Yes, we’ll see. 🙂 Maybe a cat would help?
An enjoyable and relatable read, thank you!
Glad you enjoyed it. Thanks for reading!
Loved reading this revealing and humorous essay! My excuse for not reading as much as I used to is: I don’t have the right. I used to consider reading so critical to my mind and general well-being that I could stop in the middle of an afternoon doing chores at home and read for a couple of hours. Now, the chores and general complications of the world we live in make me put off reading until bedtime or at the dinner table with my husband reading at the table with me.
Thanks so much for this story.
I understand. Ideally we could all return to a mindset where reading is a priority, but the demands of our lives and the events of the world can really make it a challenge.
If you can’t clear a space to read others’ work, why would you think anyone will make space to read yours?
You raise a valid point, and I recognize the irony in my musings. I’m grateful to everyone who is taking the time to read this piece.
I don’t read with the total absorption I had as a kid either but I try for 25 pages a night. Not always successfully.v If you ask me,it’s email, texting, even blogs , that get in the way of concentrated reading.
Hi Julie. It’s so nice to see someone I know (if only on Zoom) on the Brevity Blog. So congratulations for that. As for reading, I don’t get into a novel as readily as I used to. For a while I thought it was me, but I also now think that styles in novel-writing have changed and they don’t grab as quickly. I have found that I need to stick with it, for the big payoff at the end. Also, hours spent online are not as well spent as a good book – unless, of course, it is as worthwhile as the Brevity Blog!
Cheers, Dorian
Hi Dorian, thanks for reading! Agreed, technology has its price.
I can identify with this!
Thanks, glad to know it resonates!
so relatable! thank you 🙂
Good to know! Thank you!
Well put! I can totally relate to both your childhood and current reading! One tiny tip, I read with my coffee in a snap- top travel mug so I can lean back on the couch with my feet up on the coffee table, sip as needed, and it stays hot.
Genius! It’s the little things…
Julie, so true of Marguerite Henry’s Misty of Chincoteague-I continue to haul my beloved copy around with me 70 years later. Loved that you reminded me. So true all you mention, and I must add that my necessary pot of tea demands another interruption that I have to get up to attend to!

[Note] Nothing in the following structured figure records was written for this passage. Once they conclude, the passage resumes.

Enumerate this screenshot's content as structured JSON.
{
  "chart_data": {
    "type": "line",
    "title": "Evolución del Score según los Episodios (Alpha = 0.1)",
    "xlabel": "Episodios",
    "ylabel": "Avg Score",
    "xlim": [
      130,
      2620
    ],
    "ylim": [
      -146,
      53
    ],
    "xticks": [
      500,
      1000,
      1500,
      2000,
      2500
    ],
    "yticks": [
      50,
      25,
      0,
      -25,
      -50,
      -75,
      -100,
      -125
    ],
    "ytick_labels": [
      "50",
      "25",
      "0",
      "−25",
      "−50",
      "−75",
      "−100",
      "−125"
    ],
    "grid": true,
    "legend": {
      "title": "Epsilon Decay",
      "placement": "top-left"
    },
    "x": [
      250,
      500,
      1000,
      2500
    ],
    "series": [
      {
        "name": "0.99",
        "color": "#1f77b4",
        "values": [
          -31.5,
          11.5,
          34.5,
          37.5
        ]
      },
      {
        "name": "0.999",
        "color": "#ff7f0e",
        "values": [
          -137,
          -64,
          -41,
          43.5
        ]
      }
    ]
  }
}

it’s written very beautifully thought I was the one doing those things ,felt nice reading it
I think I could substitute “writing” for each time you referred to “reading.” I have created so many conditions for my writing time. Your essay made me chuckle–at myself and my precious requirements.
Everything you said is so true I experience all that so I’m glad I’m not the only one. I use to pretend I was reading stage scripts from high school to get thru a book in an uncomfortable place.
I’ve started reading books recently, and my problem is the focus. Cannot focus at all. How do people do that? I am reading self-help book but without proper focus and understanding everything I do will be a waste.
In addition there’s the stress of the coming election, the pandemic, knowing new news is breaking. Also, this could stand in as a parallel for all the reasons I don’t write!